* Por Carlos Lima Costa
Narrativas e Estratégias para uma Educação Antirracista foi um dos temas apresentados na quarta edição do Bilingual Education Summit (BEST), o maior evento de educação bilíngue do mundo, organizado pela International School, desta vez totalmente online. Flávia Damásio, diretora de Growth e responsável pela elaboração e implementação do projeto do comitê de diversidade racial e inclusão na International School, comandou a mesa virtual direcionada a educadores. “Imagino que podem estar se perguntando o motivo de falar deste assunto em um evento sobre educação bilíngue. Estamos diante do que a ONU chamou de década internacional de afrodescendentes, que vai de 2015 a 2024. A comunidade mundial reconhece que estes povos representam um grupo distinto cujos direitos humanos precisam ser promovidos e protegidos”, pontuou.
Estudos demonstram que a população negra é a que mais desiste de permanecer nas escolas públicas.

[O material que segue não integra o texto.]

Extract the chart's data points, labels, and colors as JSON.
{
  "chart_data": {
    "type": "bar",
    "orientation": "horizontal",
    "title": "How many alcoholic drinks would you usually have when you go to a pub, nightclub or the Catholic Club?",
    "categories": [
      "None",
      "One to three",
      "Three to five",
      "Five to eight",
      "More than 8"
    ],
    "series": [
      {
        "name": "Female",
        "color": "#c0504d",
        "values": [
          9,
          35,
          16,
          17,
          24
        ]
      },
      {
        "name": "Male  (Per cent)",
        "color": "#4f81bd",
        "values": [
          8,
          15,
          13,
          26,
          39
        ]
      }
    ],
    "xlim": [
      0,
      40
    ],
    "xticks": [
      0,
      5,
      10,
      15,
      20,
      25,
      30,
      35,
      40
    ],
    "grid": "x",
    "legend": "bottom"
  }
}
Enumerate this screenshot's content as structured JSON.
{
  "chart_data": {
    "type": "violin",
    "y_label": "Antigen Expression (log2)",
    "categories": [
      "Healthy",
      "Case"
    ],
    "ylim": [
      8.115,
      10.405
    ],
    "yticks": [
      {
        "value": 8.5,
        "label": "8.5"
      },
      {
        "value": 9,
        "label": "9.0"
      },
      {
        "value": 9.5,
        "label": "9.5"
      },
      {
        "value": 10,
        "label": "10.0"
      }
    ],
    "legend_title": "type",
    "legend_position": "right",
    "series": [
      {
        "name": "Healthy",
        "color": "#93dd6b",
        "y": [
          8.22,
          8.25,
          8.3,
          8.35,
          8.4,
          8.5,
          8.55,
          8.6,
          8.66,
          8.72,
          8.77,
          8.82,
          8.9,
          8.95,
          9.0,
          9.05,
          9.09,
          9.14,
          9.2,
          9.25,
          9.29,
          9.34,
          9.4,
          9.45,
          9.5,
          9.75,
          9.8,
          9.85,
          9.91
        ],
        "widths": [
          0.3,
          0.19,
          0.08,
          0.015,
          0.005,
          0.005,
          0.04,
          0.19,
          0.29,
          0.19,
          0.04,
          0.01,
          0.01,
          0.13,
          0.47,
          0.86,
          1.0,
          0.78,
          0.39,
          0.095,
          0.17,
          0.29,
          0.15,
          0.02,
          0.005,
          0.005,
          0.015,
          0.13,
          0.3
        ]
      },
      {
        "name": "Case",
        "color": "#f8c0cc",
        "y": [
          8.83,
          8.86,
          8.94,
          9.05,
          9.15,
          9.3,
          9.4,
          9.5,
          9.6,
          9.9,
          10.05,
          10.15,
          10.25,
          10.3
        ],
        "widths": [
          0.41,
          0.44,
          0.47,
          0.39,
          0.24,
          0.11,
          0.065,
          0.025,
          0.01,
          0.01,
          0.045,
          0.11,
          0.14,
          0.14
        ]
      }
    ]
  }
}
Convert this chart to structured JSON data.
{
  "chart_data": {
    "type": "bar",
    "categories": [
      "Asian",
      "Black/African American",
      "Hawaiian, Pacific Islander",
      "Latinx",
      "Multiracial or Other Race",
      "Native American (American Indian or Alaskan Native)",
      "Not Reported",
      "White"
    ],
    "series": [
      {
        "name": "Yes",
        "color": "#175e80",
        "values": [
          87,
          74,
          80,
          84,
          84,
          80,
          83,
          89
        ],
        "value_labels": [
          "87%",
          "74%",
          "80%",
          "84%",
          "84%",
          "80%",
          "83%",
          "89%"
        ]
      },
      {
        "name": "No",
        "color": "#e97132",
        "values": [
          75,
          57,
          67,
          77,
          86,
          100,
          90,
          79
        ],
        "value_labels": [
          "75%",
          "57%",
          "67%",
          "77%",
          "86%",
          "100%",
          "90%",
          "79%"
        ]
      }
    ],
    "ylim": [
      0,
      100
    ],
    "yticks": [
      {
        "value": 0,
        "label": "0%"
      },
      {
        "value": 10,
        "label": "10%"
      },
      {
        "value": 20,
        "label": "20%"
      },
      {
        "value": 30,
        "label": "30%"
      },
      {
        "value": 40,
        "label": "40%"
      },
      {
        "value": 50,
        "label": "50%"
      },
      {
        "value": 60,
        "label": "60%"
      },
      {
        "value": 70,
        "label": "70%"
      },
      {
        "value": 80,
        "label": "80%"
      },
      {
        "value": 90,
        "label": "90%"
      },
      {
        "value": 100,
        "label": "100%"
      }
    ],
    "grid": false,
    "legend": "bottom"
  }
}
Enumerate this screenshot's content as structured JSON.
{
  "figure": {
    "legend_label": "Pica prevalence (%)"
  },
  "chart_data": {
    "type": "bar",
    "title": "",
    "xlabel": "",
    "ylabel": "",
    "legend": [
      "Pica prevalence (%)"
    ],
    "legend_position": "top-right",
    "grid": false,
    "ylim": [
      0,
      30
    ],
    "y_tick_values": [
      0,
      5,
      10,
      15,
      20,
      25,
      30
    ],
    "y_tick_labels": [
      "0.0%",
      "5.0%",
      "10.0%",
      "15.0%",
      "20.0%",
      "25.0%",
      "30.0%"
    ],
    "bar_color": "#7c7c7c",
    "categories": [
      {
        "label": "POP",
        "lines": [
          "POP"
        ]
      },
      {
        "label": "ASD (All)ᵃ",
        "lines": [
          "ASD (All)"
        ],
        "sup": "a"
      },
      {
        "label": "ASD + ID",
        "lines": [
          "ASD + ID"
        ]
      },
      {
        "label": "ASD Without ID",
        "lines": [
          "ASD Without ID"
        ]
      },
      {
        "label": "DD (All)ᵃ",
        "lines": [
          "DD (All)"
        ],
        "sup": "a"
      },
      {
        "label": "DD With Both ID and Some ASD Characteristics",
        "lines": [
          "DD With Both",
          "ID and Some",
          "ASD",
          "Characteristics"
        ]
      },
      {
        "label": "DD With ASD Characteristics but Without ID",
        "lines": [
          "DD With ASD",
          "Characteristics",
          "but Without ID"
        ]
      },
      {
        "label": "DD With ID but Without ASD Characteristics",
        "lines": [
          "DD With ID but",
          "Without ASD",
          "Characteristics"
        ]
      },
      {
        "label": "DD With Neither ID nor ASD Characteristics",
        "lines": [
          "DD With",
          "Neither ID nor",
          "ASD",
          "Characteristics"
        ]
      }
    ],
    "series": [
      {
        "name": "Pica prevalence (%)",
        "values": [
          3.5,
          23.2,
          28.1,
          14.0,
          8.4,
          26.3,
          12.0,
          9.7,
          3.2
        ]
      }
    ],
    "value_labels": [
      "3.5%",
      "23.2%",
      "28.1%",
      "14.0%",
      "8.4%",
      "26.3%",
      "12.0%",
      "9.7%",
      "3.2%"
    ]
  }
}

Nas particulares, alunos negros são minoria. “Sou uma privilegiada, sempre estudei em uma instituição particular. E assim foi durante a faculdade, a pós, no curso de idiomas. Sempre me perguntava e também aos meus pais por que eu era a única diferente no meio de tanta gente igual. A diversidade deve ser representada pela união das pluralidades, convivendo em harmonia, respeitando o que é diferente, principalmente tendo como objetivo uma sociedade mais justa. É de suma importância tratar o tema da diversidade racial nas escolas. Representatividade importa sim”, frisou Flávia antes de chamar os convidados Lázaro Ramos, ator, apresentador, cineasta e escritor; Djamila Ribeiro, mestre em filosofia política e escritora de livros como Pequeno Manual Antirracista; e Nina Silva, executiva de TI, mentora de negócios, palestrante, uma das fundadoras do Movimento Black Money, considerada pela revista Forbes, em 2019, como uma das 20 mulheres mais poderosas do Brasil.
Primeiro a falar, Lázaro destacou que estava “honrado” em participar da live: “Teremos um papo rico, após sua bela introdução, Flávia.” Por sua vez, Djamila ressaltou ter certeza da importância deste encontro, enquanto Nina expressou a felicidade de falar sobre educação, tema que “urge e é tão necessário”.
O bate-papo iniciou com Flávia direcionando a primeira pergunta aos três. Qual a impressão sobre a questão da diversidade racial no Brasil, seja nas escolas, empresas, nas universidades, nos esportes, se tudo caminha para uma mudança, se a discussão é pertinente e por qual motivo?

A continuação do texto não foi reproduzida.